Comme des accrocs n’ayant pas eu accès leur dose, les fans de rap doivent désormais prendre leur mal en patience et attendre la fin de cette période de flottement. Et les errements de certains artistes ne sont pas là pour les aider, bien au contraire. Kanye West a repoussé Yandhi par deux fois, Lil Uzi Vert parle de son Eternal Atake depuis des mois et des mois, tandis qu’Offset devait constituer la sortie majeure de la fin d’année avec son album solo. Il aura visiblement préféré exposer sa rupture avec Cardi B aux yeux du monde entier. Enfin, que dire de l’étrange silence de PNL ? Car si les fans de rap ont maintes fois prouvé qu’ils savaient se montrer anormalement patients avec leurs idoles, il sont paradoxalement les plus anxieux lorsque le flot de nouveautés se tarit.

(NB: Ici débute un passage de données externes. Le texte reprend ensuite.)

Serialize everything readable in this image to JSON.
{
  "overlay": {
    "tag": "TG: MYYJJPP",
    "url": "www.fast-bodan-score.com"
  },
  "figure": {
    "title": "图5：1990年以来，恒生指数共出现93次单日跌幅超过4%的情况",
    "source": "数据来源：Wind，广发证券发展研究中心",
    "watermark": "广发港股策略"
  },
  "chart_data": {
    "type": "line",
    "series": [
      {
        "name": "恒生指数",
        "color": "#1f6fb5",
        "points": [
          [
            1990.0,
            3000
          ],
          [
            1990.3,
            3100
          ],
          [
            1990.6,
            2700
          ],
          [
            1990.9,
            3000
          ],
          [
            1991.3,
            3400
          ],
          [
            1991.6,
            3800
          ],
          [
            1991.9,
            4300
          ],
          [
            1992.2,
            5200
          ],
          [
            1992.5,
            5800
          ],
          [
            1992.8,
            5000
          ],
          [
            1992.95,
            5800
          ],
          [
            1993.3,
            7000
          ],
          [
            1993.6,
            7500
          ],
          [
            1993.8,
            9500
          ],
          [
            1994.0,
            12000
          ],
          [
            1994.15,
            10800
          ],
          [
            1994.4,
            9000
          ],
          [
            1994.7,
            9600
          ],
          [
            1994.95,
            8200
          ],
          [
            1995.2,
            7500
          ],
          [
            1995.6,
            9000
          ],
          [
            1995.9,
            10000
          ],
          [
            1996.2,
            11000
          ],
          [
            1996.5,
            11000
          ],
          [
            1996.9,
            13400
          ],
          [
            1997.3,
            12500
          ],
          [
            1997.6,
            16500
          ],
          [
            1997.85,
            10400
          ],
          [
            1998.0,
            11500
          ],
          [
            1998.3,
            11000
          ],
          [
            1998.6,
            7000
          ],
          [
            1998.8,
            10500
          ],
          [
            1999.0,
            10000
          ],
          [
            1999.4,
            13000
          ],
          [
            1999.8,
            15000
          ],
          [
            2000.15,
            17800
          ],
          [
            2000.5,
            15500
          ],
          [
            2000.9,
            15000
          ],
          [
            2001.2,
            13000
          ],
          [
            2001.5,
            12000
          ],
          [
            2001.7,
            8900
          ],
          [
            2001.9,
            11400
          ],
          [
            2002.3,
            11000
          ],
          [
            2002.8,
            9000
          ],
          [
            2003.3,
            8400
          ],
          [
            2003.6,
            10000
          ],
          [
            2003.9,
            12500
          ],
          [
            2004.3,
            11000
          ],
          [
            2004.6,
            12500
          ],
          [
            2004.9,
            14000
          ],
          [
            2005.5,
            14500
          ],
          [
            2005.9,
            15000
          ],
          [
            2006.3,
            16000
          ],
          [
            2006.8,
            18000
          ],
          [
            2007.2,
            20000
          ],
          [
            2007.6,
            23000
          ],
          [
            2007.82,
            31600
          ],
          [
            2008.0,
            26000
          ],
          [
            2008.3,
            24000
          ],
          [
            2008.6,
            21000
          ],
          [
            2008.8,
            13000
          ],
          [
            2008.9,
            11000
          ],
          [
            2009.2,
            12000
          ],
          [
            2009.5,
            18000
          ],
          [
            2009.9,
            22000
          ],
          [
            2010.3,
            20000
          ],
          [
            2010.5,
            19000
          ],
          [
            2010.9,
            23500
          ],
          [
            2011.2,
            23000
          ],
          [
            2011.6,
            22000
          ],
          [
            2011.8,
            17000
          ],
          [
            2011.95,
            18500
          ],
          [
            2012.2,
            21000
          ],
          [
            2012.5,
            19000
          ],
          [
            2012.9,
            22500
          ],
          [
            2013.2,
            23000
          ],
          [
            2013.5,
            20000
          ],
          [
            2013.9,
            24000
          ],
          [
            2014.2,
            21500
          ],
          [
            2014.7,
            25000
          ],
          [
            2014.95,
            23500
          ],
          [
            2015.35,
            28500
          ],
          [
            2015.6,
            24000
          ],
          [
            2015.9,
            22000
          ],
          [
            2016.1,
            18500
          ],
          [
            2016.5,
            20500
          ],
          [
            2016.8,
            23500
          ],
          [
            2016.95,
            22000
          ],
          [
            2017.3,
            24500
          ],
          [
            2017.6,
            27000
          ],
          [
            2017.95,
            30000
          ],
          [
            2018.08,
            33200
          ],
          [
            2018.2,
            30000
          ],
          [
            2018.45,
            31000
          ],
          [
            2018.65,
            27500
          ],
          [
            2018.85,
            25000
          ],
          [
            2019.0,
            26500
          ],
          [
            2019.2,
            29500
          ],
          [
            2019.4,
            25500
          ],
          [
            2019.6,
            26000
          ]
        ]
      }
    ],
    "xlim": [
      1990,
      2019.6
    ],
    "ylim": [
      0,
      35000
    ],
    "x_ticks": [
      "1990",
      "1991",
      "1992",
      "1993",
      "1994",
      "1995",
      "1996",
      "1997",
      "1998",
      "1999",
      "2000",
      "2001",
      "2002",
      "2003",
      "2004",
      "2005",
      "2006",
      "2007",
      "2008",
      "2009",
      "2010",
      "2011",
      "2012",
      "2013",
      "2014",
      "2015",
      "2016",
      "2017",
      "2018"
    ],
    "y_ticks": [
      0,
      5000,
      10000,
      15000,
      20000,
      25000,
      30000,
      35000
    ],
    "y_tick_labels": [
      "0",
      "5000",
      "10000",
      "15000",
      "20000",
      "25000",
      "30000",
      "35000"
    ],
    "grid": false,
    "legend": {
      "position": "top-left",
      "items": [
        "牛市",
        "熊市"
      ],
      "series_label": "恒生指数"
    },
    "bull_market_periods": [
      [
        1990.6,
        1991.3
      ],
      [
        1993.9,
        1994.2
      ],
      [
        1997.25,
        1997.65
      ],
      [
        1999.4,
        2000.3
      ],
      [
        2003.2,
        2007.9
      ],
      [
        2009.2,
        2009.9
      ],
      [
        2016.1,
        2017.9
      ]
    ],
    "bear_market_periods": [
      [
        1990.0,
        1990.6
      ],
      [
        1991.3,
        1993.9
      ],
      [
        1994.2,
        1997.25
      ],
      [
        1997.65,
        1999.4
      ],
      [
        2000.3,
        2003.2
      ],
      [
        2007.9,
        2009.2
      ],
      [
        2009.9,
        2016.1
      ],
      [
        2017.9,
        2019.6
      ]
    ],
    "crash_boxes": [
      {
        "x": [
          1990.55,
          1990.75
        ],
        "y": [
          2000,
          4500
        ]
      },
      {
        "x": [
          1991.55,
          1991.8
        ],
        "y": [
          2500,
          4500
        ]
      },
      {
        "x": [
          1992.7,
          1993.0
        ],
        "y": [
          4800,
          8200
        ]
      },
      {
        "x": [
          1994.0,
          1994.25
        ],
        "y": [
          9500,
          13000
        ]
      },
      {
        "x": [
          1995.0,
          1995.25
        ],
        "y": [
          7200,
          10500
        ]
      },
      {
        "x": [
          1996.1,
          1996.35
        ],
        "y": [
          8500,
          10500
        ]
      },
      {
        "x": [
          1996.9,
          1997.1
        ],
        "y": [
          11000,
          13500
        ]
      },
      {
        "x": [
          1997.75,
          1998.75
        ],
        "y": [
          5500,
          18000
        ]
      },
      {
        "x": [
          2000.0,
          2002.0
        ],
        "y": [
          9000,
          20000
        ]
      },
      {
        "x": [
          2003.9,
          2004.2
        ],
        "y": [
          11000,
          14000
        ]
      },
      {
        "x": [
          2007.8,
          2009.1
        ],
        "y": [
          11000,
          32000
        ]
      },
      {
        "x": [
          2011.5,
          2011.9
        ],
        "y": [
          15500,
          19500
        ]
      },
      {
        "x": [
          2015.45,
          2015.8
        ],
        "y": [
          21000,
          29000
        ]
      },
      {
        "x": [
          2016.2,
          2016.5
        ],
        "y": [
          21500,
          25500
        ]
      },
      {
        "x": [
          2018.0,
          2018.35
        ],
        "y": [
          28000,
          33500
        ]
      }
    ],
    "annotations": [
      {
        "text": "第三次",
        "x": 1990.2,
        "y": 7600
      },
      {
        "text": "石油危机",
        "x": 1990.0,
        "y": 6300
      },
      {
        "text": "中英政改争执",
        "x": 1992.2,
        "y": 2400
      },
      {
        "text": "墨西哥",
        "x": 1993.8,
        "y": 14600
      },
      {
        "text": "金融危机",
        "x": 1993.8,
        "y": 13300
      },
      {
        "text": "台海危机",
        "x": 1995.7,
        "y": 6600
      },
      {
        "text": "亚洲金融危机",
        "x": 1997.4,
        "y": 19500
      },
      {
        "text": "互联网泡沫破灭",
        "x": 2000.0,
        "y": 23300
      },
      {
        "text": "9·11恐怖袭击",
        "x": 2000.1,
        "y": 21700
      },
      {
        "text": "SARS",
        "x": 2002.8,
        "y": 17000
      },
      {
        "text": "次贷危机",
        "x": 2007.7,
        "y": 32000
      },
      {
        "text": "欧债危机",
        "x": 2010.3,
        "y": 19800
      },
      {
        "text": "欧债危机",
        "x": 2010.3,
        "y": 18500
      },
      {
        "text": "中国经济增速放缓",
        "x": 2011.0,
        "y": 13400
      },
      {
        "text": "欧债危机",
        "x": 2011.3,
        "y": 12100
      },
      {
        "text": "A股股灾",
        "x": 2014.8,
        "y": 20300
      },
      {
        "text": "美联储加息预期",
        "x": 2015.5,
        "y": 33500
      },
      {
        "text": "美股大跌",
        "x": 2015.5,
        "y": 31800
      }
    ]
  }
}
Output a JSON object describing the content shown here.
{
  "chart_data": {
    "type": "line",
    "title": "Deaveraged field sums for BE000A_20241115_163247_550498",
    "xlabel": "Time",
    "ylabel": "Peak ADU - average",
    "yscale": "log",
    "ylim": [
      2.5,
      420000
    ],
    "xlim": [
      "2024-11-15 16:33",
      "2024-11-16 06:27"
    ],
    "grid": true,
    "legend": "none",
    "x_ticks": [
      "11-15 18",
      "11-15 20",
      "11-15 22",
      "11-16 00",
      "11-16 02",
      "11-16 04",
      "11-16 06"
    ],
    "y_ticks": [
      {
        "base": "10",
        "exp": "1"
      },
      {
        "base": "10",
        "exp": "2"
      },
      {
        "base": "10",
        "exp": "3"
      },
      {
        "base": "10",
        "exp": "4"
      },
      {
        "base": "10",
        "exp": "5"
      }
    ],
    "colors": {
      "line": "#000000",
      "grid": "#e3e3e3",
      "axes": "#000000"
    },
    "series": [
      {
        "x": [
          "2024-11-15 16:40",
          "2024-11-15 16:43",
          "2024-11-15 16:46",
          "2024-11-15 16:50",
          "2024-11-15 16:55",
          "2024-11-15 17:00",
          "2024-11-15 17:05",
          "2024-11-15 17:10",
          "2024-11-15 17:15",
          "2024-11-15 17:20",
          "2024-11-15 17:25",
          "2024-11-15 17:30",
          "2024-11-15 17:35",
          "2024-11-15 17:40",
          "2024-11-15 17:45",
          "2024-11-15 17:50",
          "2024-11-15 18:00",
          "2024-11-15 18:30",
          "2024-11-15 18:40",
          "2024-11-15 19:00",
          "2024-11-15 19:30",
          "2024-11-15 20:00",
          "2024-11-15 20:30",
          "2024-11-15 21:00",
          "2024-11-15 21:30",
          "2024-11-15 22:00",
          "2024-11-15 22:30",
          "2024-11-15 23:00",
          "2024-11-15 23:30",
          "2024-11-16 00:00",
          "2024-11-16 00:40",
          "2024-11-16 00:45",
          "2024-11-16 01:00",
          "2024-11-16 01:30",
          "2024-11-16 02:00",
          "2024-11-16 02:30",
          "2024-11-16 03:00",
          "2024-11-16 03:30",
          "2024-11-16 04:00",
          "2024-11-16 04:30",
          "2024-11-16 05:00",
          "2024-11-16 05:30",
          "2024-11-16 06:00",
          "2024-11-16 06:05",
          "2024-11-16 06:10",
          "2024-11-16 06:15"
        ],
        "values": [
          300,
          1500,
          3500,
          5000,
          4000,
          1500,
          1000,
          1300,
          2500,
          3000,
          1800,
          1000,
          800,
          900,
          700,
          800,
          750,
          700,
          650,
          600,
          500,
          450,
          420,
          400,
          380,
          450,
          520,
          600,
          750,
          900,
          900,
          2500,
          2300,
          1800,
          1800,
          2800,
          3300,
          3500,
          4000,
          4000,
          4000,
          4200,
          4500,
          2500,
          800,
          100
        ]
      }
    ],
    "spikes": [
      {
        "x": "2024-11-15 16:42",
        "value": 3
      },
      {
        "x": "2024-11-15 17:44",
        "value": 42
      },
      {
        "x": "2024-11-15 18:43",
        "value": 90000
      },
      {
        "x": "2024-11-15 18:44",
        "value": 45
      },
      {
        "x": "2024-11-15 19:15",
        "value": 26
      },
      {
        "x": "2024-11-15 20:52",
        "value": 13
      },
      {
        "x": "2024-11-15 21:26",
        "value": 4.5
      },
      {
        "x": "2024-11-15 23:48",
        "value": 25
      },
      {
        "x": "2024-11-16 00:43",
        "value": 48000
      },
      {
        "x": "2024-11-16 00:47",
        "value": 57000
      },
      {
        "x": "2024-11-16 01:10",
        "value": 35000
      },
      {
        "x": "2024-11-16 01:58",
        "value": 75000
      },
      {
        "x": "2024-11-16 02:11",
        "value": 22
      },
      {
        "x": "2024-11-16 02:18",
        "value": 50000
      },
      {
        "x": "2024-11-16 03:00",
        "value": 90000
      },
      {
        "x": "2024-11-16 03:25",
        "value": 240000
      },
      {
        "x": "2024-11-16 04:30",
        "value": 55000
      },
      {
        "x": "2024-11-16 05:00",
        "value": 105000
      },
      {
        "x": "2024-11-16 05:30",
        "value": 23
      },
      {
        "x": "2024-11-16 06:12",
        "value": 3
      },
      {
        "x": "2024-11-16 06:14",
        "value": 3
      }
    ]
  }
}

Néanmoins, cette disette devrait bientôt toucher à sa fin et chacun pourra de nouveau se jeter corps et âmes dans l’écoute intensive de dizaines de projets par semaine. Elle aura néanmoins eu pour intérêt de faire s’interroger sur certains sur leur façon d’aborder le bien culturel que constitue la musique. Le rap est-il condamné à devenir de la junk-music ? Un genre consommé aussi rapidement qu’il serait oublié ? Le talent indéniable de nombreux artistes américains et français, tout comme l’intelligence des fans et la suprématie de ce courant musical sur notre époque, devraient toutefois nous amener à penser le contraire. Prenons donc notre mal en patience, 2019 dispose de tous les arguments pour être encore une très belle année musicale.